I didn't just hear it from Tezert, but the information I collected independently… was a little hard to believe.

It's not just intimate, sometimes it's even a yelling fight.

You say what you want, you never break your attitude of protecting each other.

Apparently, a loving parent cat puts the kitten away and seems to be protecting it more than that. You think it's because kittens also know the affection of their parent cat that they miss it so much?

If that's true...... I guess my brother and I were wrong from the start. We're not the only ones, so are our fathers.

The distortion afflicted Schanze and at last even bothered other countries. This can't happen, it can't be acquittal. Because I'm royal, I need you to take full responsibility for that.

But...

For once or so, I wanted to try to fight like a normal brother.

I wanted to rule the country together, even though I made up my mind.

Will it only be forgiven to think so? I don't speak of this because I know it's a dream that won't come true.... I will not be forgiven for every such beauty.

With those emotions, I live as a king. Because doing so is my own pride and a means to break the negative chain.

- That is why I welcome this commotion.

It is gratitude to His Highness the Wizard, who has given me the possibility to change the future of Shuanze. Other than that, it didn't float, but at the same time, there was just a little bit of hate.

I know. He said this was an eight-hundred hit. "Why didn't you come when our path was different," I can't even say.

Times are different, countries are different...... Still, as far as the status quo goes, I wish I had had a Lord Mage then.

You won't be able to convey your sincere gratitude to His Highness the Mage, who will surely drive your brother down.

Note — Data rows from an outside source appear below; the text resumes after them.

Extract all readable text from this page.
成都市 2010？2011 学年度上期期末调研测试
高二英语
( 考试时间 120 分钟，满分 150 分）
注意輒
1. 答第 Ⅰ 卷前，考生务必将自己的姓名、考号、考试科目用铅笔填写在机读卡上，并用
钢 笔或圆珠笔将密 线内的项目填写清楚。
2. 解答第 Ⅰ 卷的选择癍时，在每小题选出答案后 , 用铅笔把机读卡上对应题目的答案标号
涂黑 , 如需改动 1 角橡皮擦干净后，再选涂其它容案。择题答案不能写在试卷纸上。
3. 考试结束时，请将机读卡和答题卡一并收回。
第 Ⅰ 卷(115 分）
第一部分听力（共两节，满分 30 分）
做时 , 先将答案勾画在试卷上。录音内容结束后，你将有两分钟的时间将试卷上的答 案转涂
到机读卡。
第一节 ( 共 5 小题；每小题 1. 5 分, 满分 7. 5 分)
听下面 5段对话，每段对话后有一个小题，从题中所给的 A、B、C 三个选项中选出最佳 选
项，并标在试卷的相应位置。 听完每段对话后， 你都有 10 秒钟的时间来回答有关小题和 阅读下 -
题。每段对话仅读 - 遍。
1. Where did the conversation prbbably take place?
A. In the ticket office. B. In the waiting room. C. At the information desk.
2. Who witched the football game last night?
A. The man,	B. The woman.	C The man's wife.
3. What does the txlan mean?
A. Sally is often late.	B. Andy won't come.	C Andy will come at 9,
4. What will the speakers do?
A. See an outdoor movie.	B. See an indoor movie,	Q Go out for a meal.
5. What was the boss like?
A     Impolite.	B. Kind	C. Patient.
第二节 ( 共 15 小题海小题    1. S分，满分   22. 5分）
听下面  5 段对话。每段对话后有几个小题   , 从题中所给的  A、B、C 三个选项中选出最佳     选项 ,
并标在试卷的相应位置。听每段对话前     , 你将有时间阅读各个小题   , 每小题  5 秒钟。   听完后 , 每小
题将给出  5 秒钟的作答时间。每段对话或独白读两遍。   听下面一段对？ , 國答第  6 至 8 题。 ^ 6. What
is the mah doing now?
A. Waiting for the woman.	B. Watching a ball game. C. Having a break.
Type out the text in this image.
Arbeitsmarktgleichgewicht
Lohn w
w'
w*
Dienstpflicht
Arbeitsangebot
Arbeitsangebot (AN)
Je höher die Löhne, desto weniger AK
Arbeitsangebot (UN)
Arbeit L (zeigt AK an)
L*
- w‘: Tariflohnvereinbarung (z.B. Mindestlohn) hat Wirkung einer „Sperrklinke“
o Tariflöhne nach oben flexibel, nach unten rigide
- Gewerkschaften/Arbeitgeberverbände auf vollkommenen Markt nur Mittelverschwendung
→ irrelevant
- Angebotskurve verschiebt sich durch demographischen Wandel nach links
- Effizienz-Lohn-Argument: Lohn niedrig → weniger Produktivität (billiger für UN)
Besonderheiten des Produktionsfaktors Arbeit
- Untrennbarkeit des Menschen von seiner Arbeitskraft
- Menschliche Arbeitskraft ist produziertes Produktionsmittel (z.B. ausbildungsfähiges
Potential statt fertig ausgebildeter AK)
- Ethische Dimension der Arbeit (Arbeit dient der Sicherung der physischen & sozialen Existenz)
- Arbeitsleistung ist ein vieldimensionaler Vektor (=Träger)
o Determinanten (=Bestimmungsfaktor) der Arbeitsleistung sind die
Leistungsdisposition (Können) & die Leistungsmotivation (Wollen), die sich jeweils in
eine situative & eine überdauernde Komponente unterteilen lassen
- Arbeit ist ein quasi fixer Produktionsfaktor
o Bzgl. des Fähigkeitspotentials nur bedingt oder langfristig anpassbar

I can't help but think of myself as an impudent, useless king.

Still, you... "you guys"? Gania gave me the hang-up to change.

The commotion that occurs with her coming is exactly 'disaster'.

But if you look only at the results, 'miracles' exactly.

Not knowing if he is gentle or horrible, the Wizard's Hall is interested in playing with Schanze. I can't predict how it would end to wait at the end of it, but I think I'll be on their side.

- I sincerely hope that it will be settled without regret.